AS: I don't. No one's going to try any of my recipes. Do you know how hard it is to describe how to open a fucking baked potato? Seriously. I like baked potatoes a lot. I make them a lot in the oven. I was trying to describe how you have to slice them down the middle and push the two ends toward each other I swear to God, it was two paragraphs. Paul was trying to help me. I was like, "God dang it." It's just so hard to describe things like that.
AVC: Instructional food writing must be hard.
AS: Nightmare! But Playboy magazine, they're good about it, because they have boundaries, because it's Playboy. Like if they're describing something, they'll say "Smack three shallots on the side," and it just sounds so sexy and so much fun to smack a shallot. My mom had a recipe she got from a Playboy magazine, and it was a big deal. All of us, it was like, "We want the Playboy steak with wine-butter sauce!" So I put that in my book.
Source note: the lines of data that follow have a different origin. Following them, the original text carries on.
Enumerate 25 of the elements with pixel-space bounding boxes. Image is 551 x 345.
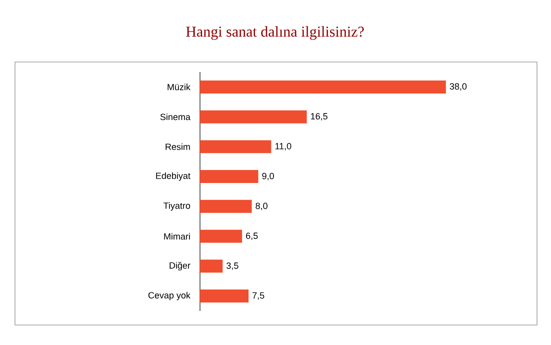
data-label: 7,5	[252, 292, 264, 300]
y-tick-label: Edebiyat	[156, 172, 190, 181]
data-label: 3,5	[226, 262, 238, 270]
y-tick-label: Mimari	[164, 233, 190, 240]
y-tick-label: Müzik	[168, 84, 190, 90]
chart-title: Hangi sanat dalına ilgilisiniz?	[186, 26, 364, 40]
data-label: 9,0	[262, 172, 274, 180]
bar	[200, 200, 252, 213]
bar	[200, 230, 242, 243]
bar	[200, 260, 223, 273]
data-label: 6,5	[246, 232, 258, 240]
bar	[200, 80, 446, 94]
data-label: 38,0	[450, 83, 467, 91]
y-tick-label: Diğer	[170, 262, 190, 270]
bar	[200, 140, 272, 154]
bar	[200, 170, 258, 184]
y-tick-label: Resim	[166, 143, 190, 150]
bar	[200, 290, 249, 303]
y-tick-label: Sinema	[160, 114, 190, 120]
bar	[200, 110, 307, 124]
y-tick-label: Cevap yok	[148, 292, 190, 300]
data-label: 11,0	[275, 142, 292, 150]
y-tick-label: Tiyatro	[164, 202, 190, 211]
data-label: 16,5	[311, 113, 328, 121]
data-label: 8,0	[256, 202, 268, 210]
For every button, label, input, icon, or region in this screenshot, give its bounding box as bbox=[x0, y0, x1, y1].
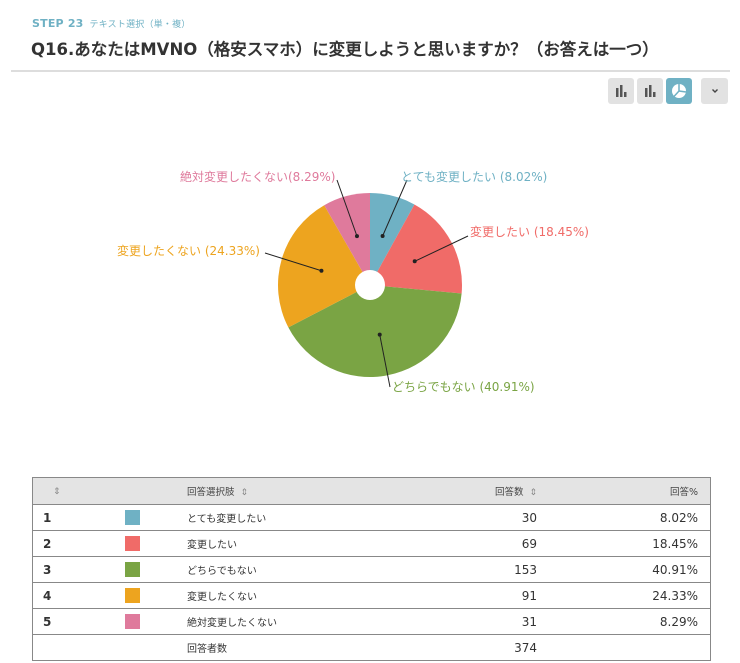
row-color bbox=[124, 530, 186, 557]
row-color bbox=[124, 556, 186, 583]
row-color bbox=[124, 504, 186, 531]
pie-chart-svg bbox=[264, 179, 469, 388]
row-index: 4 bbox=[32, 582, 124, 609]
chevron-down-icon bbox=[711, 89, 718, 93]
pie-slice[interactable] bbox=[277, 205, 370, 328]
leader-line bbox=[379, 334, 391, 388]
row-count: 69 bbox=[436, 530, 547, 557]
leader-line bbox=[264, 252, 322, 272]
row-index: 3 bbox=[32, 556, 124, 583]
color-swatch bbox=[125, 562, 140, 577]
table-row: 4 変更したくない 91 24.33% bbox=[32, 582, 711, 609]
row-percent: 24.33% bbox=[547, 582, 711, 609]
color-swatch bbox=[125, 510, 140, 525]
row-label: とても変更したい bbox=[186, 504, 436, 531]
pie-label-5: 絶対変更したくない(8.29%) bbox=[180, 170, 336, 184]
pie-slice[interactable] bbox=[370, 193, 415, 285]
leader-line bbox=[336, 179, 358, 237]
color-header bbox=[124, 477, 186, 505]
table-row: 1 とても変更したい 30 8.02% bbox=[32, 504, 711, 531]
row-count: 30 bbox=[436, 504, 547, 531]
results-table: ⇕ 回答選択肢 ⇕ 回答数 ⇕ 回答% 1 とても変更したい 30 8.02% 2 変更したい… bbox=[32, 477, 711, 661]
row-index: 2 bbox=[32, 530, 124, 557]
row-label: 絶対変更したくない bbox=[186, 608, 436, 635]
total-label: 回答者数 bbox=[186, 634, 436, 661]
pie-slice[interactable] bbox=[324, 193, 370, 285]
leader-dot bbox=[412, 259, 417, 264]
row-count: 91 bbox=[436, 582, 547, 609]
row-percent: 40.91% bbox=[547, 556, 711, 583]
table-row: 2 変更したい 69 18.45% bbox=[32, 530, 711, 557]
sort-icon: ⇕ bbox=[53, 486, 61, 497]
row-label: どちらでもない bbox=[186, 556, 436, 583]
step-number: STEP 23 bbox=[32, 17, 84, 30]
leader-dot bbox=[380, 233, 385, 238]
bar-chart-icon bbox=[616, 85, 627, 97]
step-type: テキスト選択（単・複） bbox=[89, 20, 191, 30]
row-percent: 8.29% bbox=[547, 608, 711, 635]
percent-header: 回答% bbox=[547, 477, 711, 505]
row-color bbox=[124, 608, 186, 635]
table-row: 3 どちらでもない 153 40.91% bbox=[32, 556, 711, 583]
table-row: 5 絶対変更したくない 31 8.29% bbox=[32, 608, 711, 635]
leader-dot bbox=[319, 268, 324, 273]
pie-label-1: とても変更したい (8.02%) bbox=[401, 170, 548, 184]
pie-chart: とても変更したい (8.02%) 変更したい (18.45%) どちらでもない … bbox=[0, 140, 740, 440]
chart-toolbar bbox=[608, 78, 731, 105]
bar-chart-alt-button[interactable] bbox=[637, 78, 663, 104]
table-header: ⇕ 回答選択肢 ⇕ 回答数 ⇕ 回答% bbox=[32, 477, 711, 505]
step-label: STEP 23 テキスト選択（単・複） bbox=[32, 17, 190, 30]
sort-icon: ⇕ bbox=[240, 488, 249, 498]
count-header[interactable]: 回答数 ⇕ bbox=[436, 477, 547, 505]
divider bbox=[11, 70, 730, 72]
leader-dot bbox=[377, 332, 382, 337]
pie-label-3: どちらでもない (40.91%) bbox=[392, 380, 535, 394]
row-index: 5 bbox=[32, 608, 124, 635]
leader-dot bbox=[354, 234, 359, 239]
row-count: 31 bbox=[436, 608, 547, 635]
row-percent: 8.02% bbox=[547, 504, 711, 531]
pie-slice[interactable] bbox=[370, 204, 463, 294]
pie-label-2: 変更したい (18.45%) bbox=[470, 225, 589, 239]
total-row: 回答者数 374 bbox=[32, 634, 711, 661]
row-color bbox=[124, 582, 186, 609]
pie-slice[interactable] bbox=[288, 285, 462, 377]
leader-line bbox=[382, 179, 408, 237]
color-swatch bbox=[125, 614, 140, 629]
row-percent: 18.45% bbox=[547, 530, 711, 557]
pie-hole bbox=[355, 270, 385, 300]
total-count: 374 bbox=[436, 634, 547, 661]
choice-header[interactable]: 回答選択肢 ⇕ bbox=[186, 477, 436, 505]
chart-options-dropdown[interactable] bbox=[701, 78, 728, 104]
question-title: Q16.あなたはMVNO（格安スマホ）に変更しようと思いますか？（お答えは一つ） bbox=[31, 40, 659, 59]
leader-line bbox=[414, 235, 469, 262]
row-label: 変更したい bbox=[186, 530, 436, 557]
pie-chart-button[interactable] bbox=[666, 78, 692, 104]
bar-chart-button[interactable] bbox=[608, 78, 634, 104]
color-swatch bbox=[125, 588, 140, 603]
row-count: 153 bbox=[436, 556, 547, 583]
pie-label-4: 変更したくない (24.33%) bbox=[117, 244, 260, 258]
color-swatch bbox=[125, 536, 140, 551]
bar-chart-alt-icon bbox=[645, 85, 656, 97]
sort-index-header[interactable]: ⇕ bbox=[32, 477, 124, 505]
sort-icon: ⇕ bbox=[529, 488, 537, 498]
pie-chart-icon bbox=[672, 83, 687, 98]
row-index: 1 bbox=[32, 504, 124, 531]
row-label: 変更したくない bbox=[186, 582, 436, 609]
AVC: Is your cupcake recipe in there?
AS: Yes. But my recipe is like, "Look, you are supposed to get 24, but I get 18, I'm doing something wrong, but maybe you won't." And it's true. I mean, it's my way. I'm not saying I am a pro at any of it. Basically, I just try and let people know that entertaining is entertaining, and I'm just trying to get people back to the basics, just for getting a group of people together where the TV's not on, or you don't have to listen to the words of a song, you're just sitting around talking. People just aren't doing that much any more.